Pela primeira vez desde que iniciou as buscas aos 10 fuzis e uma pistola 9mm roubados do quartel do Estabelecimento Central de Transporte (ECT), na madrugada da última sexta-feira, o Exército usou um tanque armado com canhão. O blindado, um Cascavel do Regimento de Cavalaria Mecanizada (RCME), ficou posicionado ontem no viaduto de acesso à Mangueira, com o canhão apontado para a favela. Além da arma, que utiliza munição calibre 90mm, o veículo é equipado com uma metralhadora antiaérea. A presença ostensiva do Exército, que iniciou a ocupação da Mangueira no início da tarde, deixou o clima tenso na comunidade.

- É estranho. E dá medo, olha as crianças - afirmou, sem se identificar, um carpinteiro, apontando para os dois filhos.

Ali perto, na casa em que moraram Cartola e sua mulher, Dona Zica, uma das filhas do casal observava com apreensão a movimentação.

- Mas se for para manter a ordem - disse, sem querer se identificar.

O clima de tensão foi marcado também por provocações aos soldados. Um adolescente, ao passar por militares, provocou o grupo dizendo que os fuzis seriam tomados.

- Olha quantos bicos (fuzis na linguagem de traficantes) nós vamos tomar - disse o rapaz. - É só tentar - retrucou um dos soldados.

Nas outras favelas ocupadas, a situação era a mesma. Acostumados ao cotidiano de insegurança imposto pelos conflitos entre traficantes, moradores não se conformavam com o ambiente de guerra: militares com armas em punho, barricadas de pneus e sacos de areia, blitzes e revistas.

- Não me sinto protegida, sinto mais medo. Para que ficar com as armas apontadas no horário de saída das crianças das aulas? E para que essas barreiras? - questionou uma professora de uma creche comunitária do Dendê, um dos morros ocupados, na Ilha do Governador.

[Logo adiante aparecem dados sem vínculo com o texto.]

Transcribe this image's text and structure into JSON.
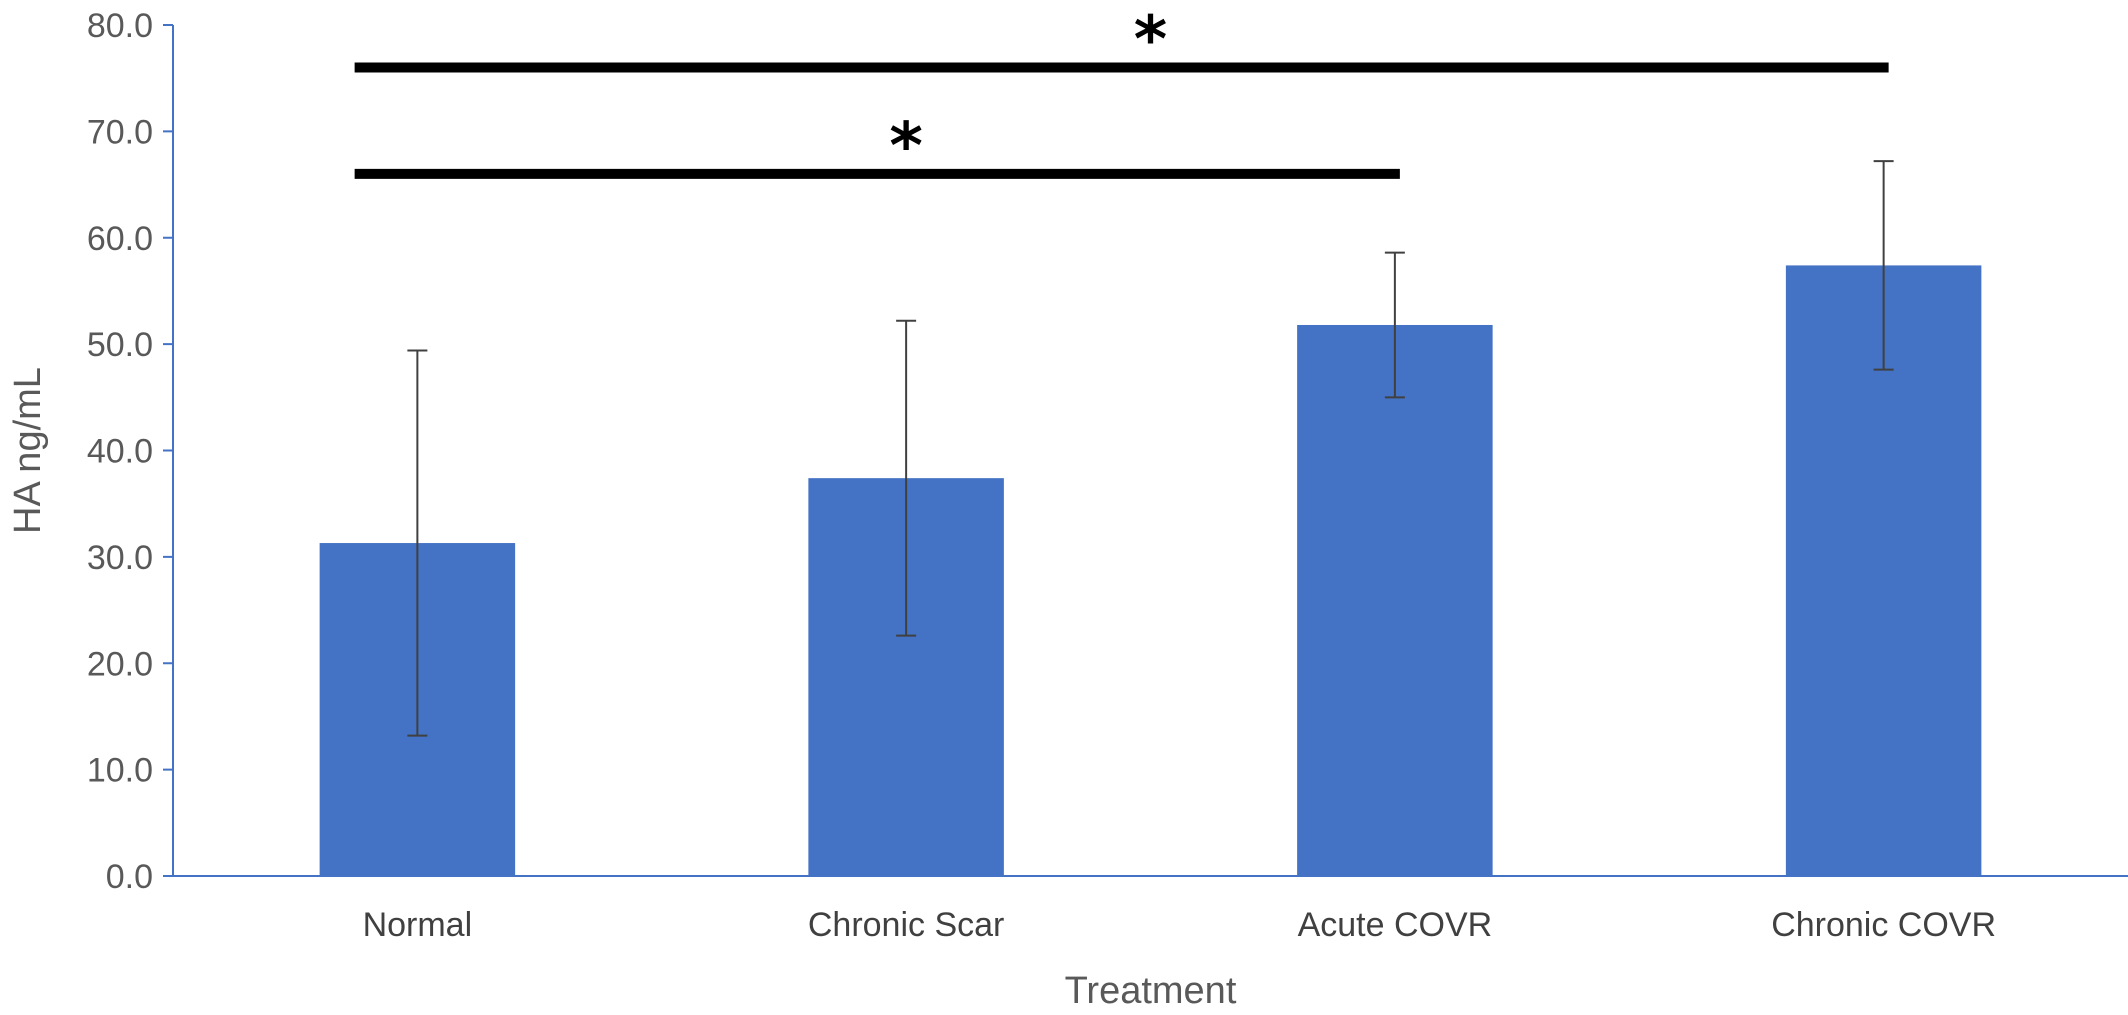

As barreiras citadas pela professora, na Estrada do Dendê, lembravam trincheiras de guerra: feitas de sacos de areia empilhados para suportar os fuzis dos militares, o artifício impedia a passagem livre. Assustadas com o cenário, crianças evitavam o trajeto.

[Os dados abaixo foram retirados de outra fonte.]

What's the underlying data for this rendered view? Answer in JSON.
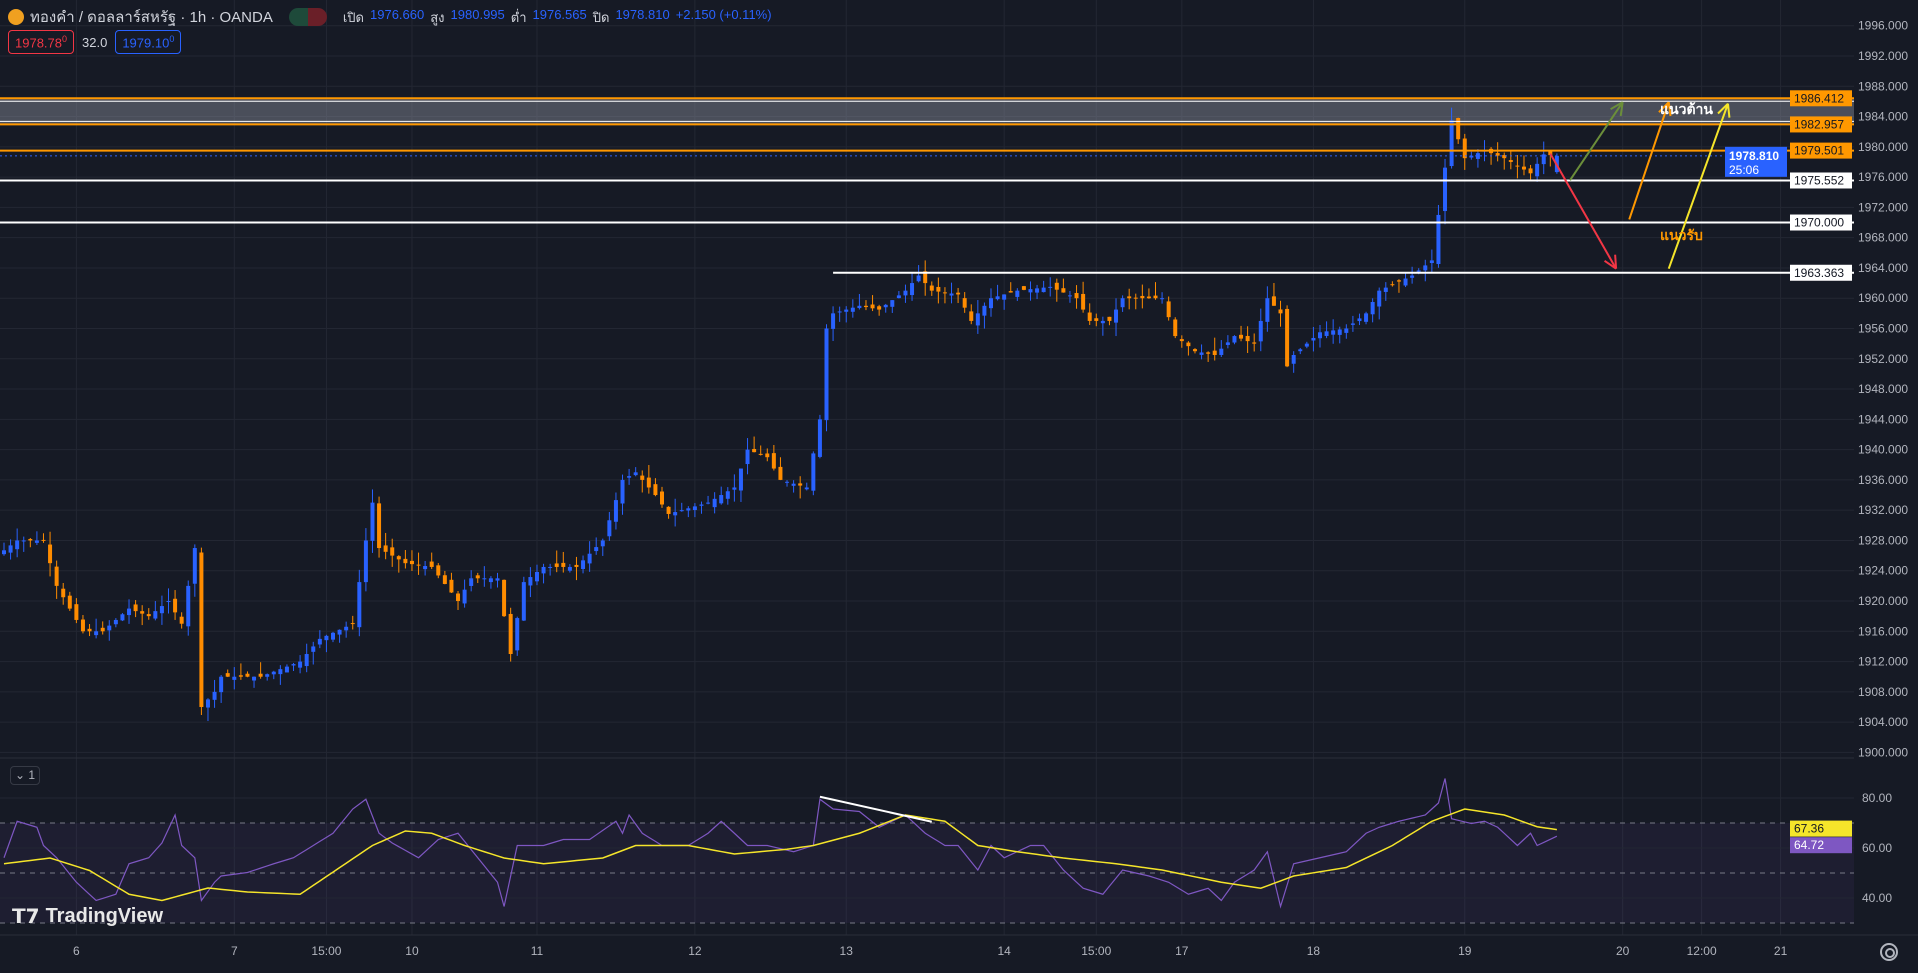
{
  "header": {
    "symbol": "ทองคำ / ดอลลาร์สหรัฐ · 1h · OANDA",
    "open_label": "เปิด",
    "open": "1976.660",
    "high_label": "สูง",
    "high": "1980.995",
    "low_label": "ต่ำ",
    "low": "1976.565",
    "close_label": "ปิด",
    "close": "1978.810",
    "change": "+2.150 (+0.11%)"
  },
  "quote": {
    "sell": "1978.78",
    "sell_sup": "0",
    "spread": "32.0",
    "buy": "1979.10",
    "buy_sup": "0"
  },
  "colors": {
    "up": "#2962ff",
    "down": "#ff8c00",
    "bg": "#161a25",
    "rsi": "#7e57c2",
    "rsi_ma": "#f5e52a",
    "resistance": "#ff9800"
  },
  "price_axis": {
    "ticks": [
      "1996.000",
      "1992.000",
      "1988.000",
      "1984.000",
      "1980.000",
      "1976.000",
      "1972.000",
      "1968.000",
      "1964.000",
      "1960.000",
      "1956.000",
      "1952.000",
      "1948.000",
      "1944.000",
      "1940.000",
      "1936.000",
      "1932.000",
      "1928.000",
      "1924.000",
      "1920.000",
      "1916.000",
      "1912.000",
      "1908.000",
      "1904.000",
      "1900.000"
    ],
    "min": 1900,
    "max": 1996
  },
  "levels": [
    {
      "price": 1986.412,
      "label": "1986.412",
      "kind": "orange"
    },
    {
      "price": 1982.957,
      "label": "1982.957",
      "kind": "orange"
    },
    {
      "price": 1979.501,
      "label": "1979.501",
      "kind": "orange"
    },
    {
      "price": 1975.552,
      "label": "1975.552",
      "kind": "white"
    },
    {
      "price": 1970.0,
      "label": "1970.000",
      "kind": "white"
    },
    {
      "price": 1963.363,
      "label": "1963.363",
      "kind": "white",
      "from_index": 126
    }
  ],
  "current": {
    "price": 1978.81,
    "label": "1978.810",
    "countdown": "25:06"
  },
  "annotations": {
    "resistance": "แนวต้าน",
    "support": "แนวรับ"
  },
  "arrows": [
    {
      "color": "#6b8e3a",
      "from": [
        238,
        1975.6
      ],
      "to": [
        246,
        1985.9
      ]
    },
    {
      "color": "#ff9800",
      "from": [
        247,
        1970.4
      ],
      "to": [
        253,
        1985.9
      ]
    },
    {
      "color": "#f5e52a",
      "from": [
        253,
        1963.9
      ],
      "to": [
        262,
        1985.7
      ]
    },
    {
      "color": "#f23645",
      "from": [
        235,
        1979.1
      ],
      "to": [
        245,
        1963.9
      ]
    }
  ],
  "time_axis": [
    {
      "i": 11,
      "label": "6"
    },
    {
      "i": 35,
      "label": "7"
    },
    {
      "i": 49,
      "label": "15:00"
    },
    {
      "i": 62,
      "label": "10"
    },
    {
      "i": 81,
      "label": "11"
    },
    {
      "i": 105,
      "label": "12"
    },
    {
      "i": 128,
      "label": "13"
    },
    {
      "i": 152,
      "label": "14"
    },
    {
      "i": 166,
      "label": "15:00"
    },
    {
      "i": 179,
      "label": "17"
    },
    {
      "i": 199,
      "label": "18"
    },
    {
      "i": 222,
      "label": "19"
    },
    {
      "i": 246,
      "label": "20"
    },
    {
      "i": 258,
      "label": "12:00"
    },
    {
      "i": 270,
      "label": "21"
    }
  ],
  "candles_close_waypoints": [
    [
      0,
      1926.7
    ],
    [
      2,
      1928
    ],
    [
      6,
      1928
    ],
    [
      8,
      1922
    ],
    [
      12,
      1916
    ],
    [
      15,
      1916
    ],
    [
      19,
      1919
    ],
    [
      22,
      1918
    ],
    [
      25,
      1920
    ],
    [
      27,
      1917
    ],
    [
      29,
      1927
    ],
    [
      30,
      1906
    ],
    [
      32,
      1908
    ],
    [
      33,
      1910
    ],
    [
      39,
      1910
    ],
    [
      45,
      1912
    ],
    [
      48,
      1915
    ],
    [
      53,
      1917
    ],
    [
      55,
      1928
    ],
    [
      56,
      1933
    ],
    [
      57,
      1927
    ],
    [
      61,
      1925
    ],
    [
      65,
      1924.5
    ],
    [
      69,
      1920
    ],
    [
      71,
      1923
    ],
    [
      75,
      1923
    ],
    [
      77,
      1913
    ],
    [
      79,
      1922.5
    ],
    [
      82,
      1924.5
    ],
    [
      87,
      1924.5
    ],
    [
      91,
      1928
    ],
    [
      94,
      1936
    ],
    [
      96,
      1937
    ],
    [
      99,
      1934
    ],
    [
      101,
      1931.5
    ],
    [
      107,
      1933
    ],
    [
      111,
      1935
    ],
    [
      113,
      1940
    ],
    [
      116,
      1939
    ],
    [
      118,
      1936
    ],
    [
      122,
      1935
    ],
    [
      124,
      1944
    ],
    [
      125,
      1956
    ],
    [
      126,
      1958
    ],
    [
      130,
      1959
    ],
    [
      133,
      1958.5
    ],
    [
      137,
      1961
    ],
    [
      139,
      1963
    ],
    [
      141,
      1961
    ],
    [
      145,
      1960.5
    ],
    [
      147,
      1957
    ],
    [
      150,
      1960
    ],
    [
      154,
      1961
    ],
    [
      159,
      1961.5
    ],
    [
      163,
      1960
    ],
    [
      165,
      1957
    ],
    [
      168,
      1957
    ],
    [
      170,
      1960
    ],
    [
      173,
      1960
    ],
    [
      176,
      1960
    ],
    [
      178,
      1955
    ],
    [
      181,
      1953
    ],
    [
      184,
      1952.5
    ],
    [
      187,
      1955
    ],
    [
      190,
      1954
    ],
    [
      192,
      1960
    ],
    [
      194,
      1958
    ],
    [
      195,
      1951
    ],
    [
      196,
      1952.5
    ],
    [
      200,
      1955.5
    ],
    [
      204,
      1956
    ],
    [
      207,
      1958
    ],
    [
      209,
      1961
    ],
    [
      214,
      1963
    ],
    [
      217,
      1965
    ],
    [
      218,
      1971
    ],
    [
      220,
      1983.5
    ],
    [
      221,
      1981
    ],
    [
      222,
      1978.5
    ],
    [
      225,
      1979.5
    ],
    [
      228,
      1978.5
    ],
    [
      232,
      1976.5
    ],
    [
      234,
      1979
    ],
    [
      236,
      1978.81
    ]
  ],
  "rsi": {
    "ticks": [
      "80.00",
      "60.00",
      "40.00"
    ],
    "value": "64.72",
    "ma_value": "67.36",
    "collapse_label": "1",
    "waypoints": [
      [
        0,
        56.1
      ],
      [
        2,
        70.7
      ],
      [
        5,
        68.3
      ],
      [
        6,
        61
      ],
      [
        8,
        56.1
      ],
      [
        11,
        46.3
      ],
      [
        14,
        39
      ],
      [
        17,
        41.5
      ],
      [
        19,
        53.7
      ],
      [
        22,
        56.1
      ],
      [
        24,
        62
      ],
      [
        26,
        73.2
      ],
      [
        27,
        61
      ],
      [
        29,
        56.1
      ],
      [
        30,
        39
      ],
      [
        32,
        46.3
      ],
      [
        33,
        48.8
      ],
      [
        37,
        50.2
      ],
      [
        41,
        53.7
      ],
      [
        44,
        56.1
      ],
      [
        47,
        61
      ],
      [
        50,
        65.9
      ],
      [
        53,
        75.6
      ],
      [
        55,
        79.5
      ],
      [
        57,
        65.9
      ],
      [
        59,
        62
      ],
      [
        63,
        56.1
      ],
      [
        66,
        63.4
      ],
      [
        69,
        65.9
      ],
      [
        72,
        56.1
      ],
      [
        75,
        46.3
      ],
      [
        76,
        36.6
      ],
      [
        78,
        61
      ],
      [
        82,
        61
      ],
      [
        85,
        63.4
      ],
      [
        89,
        63.4
      ],
      [
        93,
        70.7
      ],
      [
        94,
        65.9
      ],
      [
        95,
        73.2
      ],
      [
        97,
        65.9
      ],
      [
        100,
        61
      ],
      [
        104,
        61
      ],
      [
        107,
        65.9
      ],
      [
        109,
        70.7
      ],
      [
        111,
        65.9
      ],
      [
        113,
        61
      ],
      [
        116,
        61
      ],
      [
        120,
        58.5
      ],
      [
        123,
        61
      ],
      [
        124,
        79.5
      ],
      [
        126,
        75.6
      ],
      [
        130,
        74.6
      ],
      [
        133,
        68.3
      ],
      [
        137,
        73.2
      ],
      [
        140,
        65.9
      ],
      [
        143,
        61
      ],
      [
        145,
        61
      ],
      [
        148,
        51.2
      ],
      [
        150,
        61
      ],
      [
        152,
        56.1
      ],
      [
        156,
        61
      ],
      [
        158,
        61
      ],
      [
        161,
        51.2
      ],
      [
        164,
        43.9
      ],
      [
        167,
        41.5
      ],
      [
        170,
        51.2
      ],
      [
        174,
        48.8
      ],
      [
        177,
        46.3
      ],
      [
        180,
        41.5
      ],
      [
        183,
        43.9
      ],
      [
        185,
        39
      ],
      [
        187,
        46.3
      ],
      [
        190,
        51.2
      ],
      [
        192,
        58.5
      ],
      [
        194,
        36.6
      ],
      [
        196,
        53.7
      ],
      [
        200,
        56.1
      ],
      [
        204,
        58.5
      ],
      [
        207,
        65.9
      ],
      [
        209,
        68.3
      ],
      [
        212,
        70.7
      ],
      [
        216,
        73.2
      ],
      [
        218,
        78
      ],
      [
        219,
        87.8
      ],
      [
        220,
        71.7
      ],
      [
        223,
        69.8
      ],
      [
        225,
        70.7
      ],
      [
        227,
        68.3
      ],
      [
        230,
        61
      ],
      [
        232,
        65.9
      ],
      [
        233,
        61
      ],
      [
        236,
        64.72
      ]
    ],
    "ma_waypoints": [
      [
        0,
        53.7
      ],
      [
        7,
        56
      ],
      [
        13,
        51
      ],
      [
        19,
        41.5
      ],
      [
        24,
        39
      ],
      [
        31,
        44
      ],
      [
        37,
        42.4
      ],
      [
        45,
        41.5
      ],
      [
        56,
        61
      ],
      [
        61,
        66.8
      ],
      [
        65,
        65.9
      ],
      [
        70,
        61
      ],
      [
        76,
        56
      ],
      [
        82,
        53.7
      ],
      [
        91,
        56
      ],
      [
        96,
        61
      ],
      [
        104,
        61
      ],
      [
        111,
        57.6
      ],
      [
        119,
        59.5
      ],
      [
        123,
        61
      ],
      [
        130,
        65.9
      ],
      [
        137,
        73.2
      ],
      [
        143,
        70.7
      ],
      [
        148,
        61
      ],
      [
        154,
        58.5
      ],
      [
        161,
        56
      ],
      [
        169,
        53.7
      ],
      [
        176,
        51.2
      ],
      [
        185,
        46.3
      ],
      [
        191,
        43.9
      ],
      [
        196,
        48.8
      ],
      [
        204,
        52.2
      ],
      [
        211,
        61
      ],
      [
        217,
        70.7
      ],
      [
        222,
        75.6
      ],
      [
        228,
        73.2
      ],
      [
        233,
        68.5
      ],
      [
        236,
        67.36
      ]
    ],
    "trendline": [
      [
        124,
        80.5
      ],
      [
        141,
        70.5
      ]
    ]
  },
  "watermark": "TradingView"
}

Na Estrada do Itararé, uma blitz foi montada em uma das entradas do Complexo do Alemão. Cones e pneus bloqueavam as entradas do morro, onde motoristas e pedestres eram revistados. Placas alertavam os moradores sobre a ação do Exército no local. As orientações eram diminuir a velocidade, baixar os faróis e se identificar. Trailers de sanduíches foram improvisados como esconderijos, onde os militares se protegiam.

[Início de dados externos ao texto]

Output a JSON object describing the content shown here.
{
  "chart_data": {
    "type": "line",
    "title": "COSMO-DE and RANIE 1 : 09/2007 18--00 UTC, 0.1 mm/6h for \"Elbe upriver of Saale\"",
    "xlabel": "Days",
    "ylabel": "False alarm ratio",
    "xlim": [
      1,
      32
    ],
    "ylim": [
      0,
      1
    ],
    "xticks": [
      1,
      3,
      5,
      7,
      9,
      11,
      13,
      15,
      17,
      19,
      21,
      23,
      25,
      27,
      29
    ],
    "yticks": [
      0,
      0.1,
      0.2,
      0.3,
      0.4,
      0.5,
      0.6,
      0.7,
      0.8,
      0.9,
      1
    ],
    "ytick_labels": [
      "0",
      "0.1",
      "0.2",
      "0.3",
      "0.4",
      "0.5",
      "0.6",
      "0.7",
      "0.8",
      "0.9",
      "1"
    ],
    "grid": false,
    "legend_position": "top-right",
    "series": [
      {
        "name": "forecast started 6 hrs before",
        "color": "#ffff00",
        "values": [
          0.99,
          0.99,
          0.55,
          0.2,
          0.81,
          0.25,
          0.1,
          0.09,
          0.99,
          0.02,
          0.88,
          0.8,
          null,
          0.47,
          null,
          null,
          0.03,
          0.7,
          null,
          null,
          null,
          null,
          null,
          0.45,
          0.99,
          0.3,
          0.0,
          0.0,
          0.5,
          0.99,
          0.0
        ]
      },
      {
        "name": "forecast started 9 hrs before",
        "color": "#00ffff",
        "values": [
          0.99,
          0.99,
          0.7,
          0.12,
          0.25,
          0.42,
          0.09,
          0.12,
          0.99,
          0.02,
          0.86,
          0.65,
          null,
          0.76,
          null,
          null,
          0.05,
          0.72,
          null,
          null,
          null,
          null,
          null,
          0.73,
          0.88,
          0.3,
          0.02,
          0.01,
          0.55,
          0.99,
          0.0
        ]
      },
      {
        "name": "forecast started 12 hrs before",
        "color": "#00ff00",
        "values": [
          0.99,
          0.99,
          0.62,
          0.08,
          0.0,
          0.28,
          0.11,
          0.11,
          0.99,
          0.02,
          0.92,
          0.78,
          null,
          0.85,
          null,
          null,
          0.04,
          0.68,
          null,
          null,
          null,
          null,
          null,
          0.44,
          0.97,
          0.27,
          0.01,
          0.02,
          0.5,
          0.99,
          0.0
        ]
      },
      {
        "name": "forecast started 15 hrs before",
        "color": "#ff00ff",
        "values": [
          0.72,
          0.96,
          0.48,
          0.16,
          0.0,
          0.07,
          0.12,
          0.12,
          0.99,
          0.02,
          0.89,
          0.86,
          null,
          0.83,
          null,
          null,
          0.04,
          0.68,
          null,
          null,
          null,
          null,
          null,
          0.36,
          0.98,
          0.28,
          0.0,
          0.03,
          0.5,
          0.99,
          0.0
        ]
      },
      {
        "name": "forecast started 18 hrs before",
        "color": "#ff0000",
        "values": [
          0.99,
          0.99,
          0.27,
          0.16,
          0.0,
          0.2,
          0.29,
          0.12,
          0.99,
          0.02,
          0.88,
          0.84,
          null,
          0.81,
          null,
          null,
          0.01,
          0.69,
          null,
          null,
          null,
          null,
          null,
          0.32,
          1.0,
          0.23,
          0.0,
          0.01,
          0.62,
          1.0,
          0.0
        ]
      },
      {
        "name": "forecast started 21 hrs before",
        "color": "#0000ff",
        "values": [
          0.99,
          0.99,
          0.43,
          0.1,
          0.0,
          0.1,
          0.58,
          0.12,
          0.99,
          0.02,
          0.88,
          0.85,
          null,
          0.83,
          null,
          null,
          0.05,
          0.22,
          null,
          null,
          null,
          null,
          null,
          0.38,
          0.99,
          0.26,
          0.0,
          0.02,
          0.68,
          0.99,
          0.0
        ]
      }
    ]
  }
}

- Não tenho paz aqui. Quando não é bandido, é polícia e agora até o Exército - contou a dona de um trailer.

Apesar da garantia do coronel Fernando Lemos, relações-públicas do Comando Militar do Leste, de que o Complexo da Maré esteve ocupado ao longo do dia, durante a tarde nenhum militar foi visto nos acessos. Moradores e comerciantes disseram que as tropas deixaram o local pela manhã.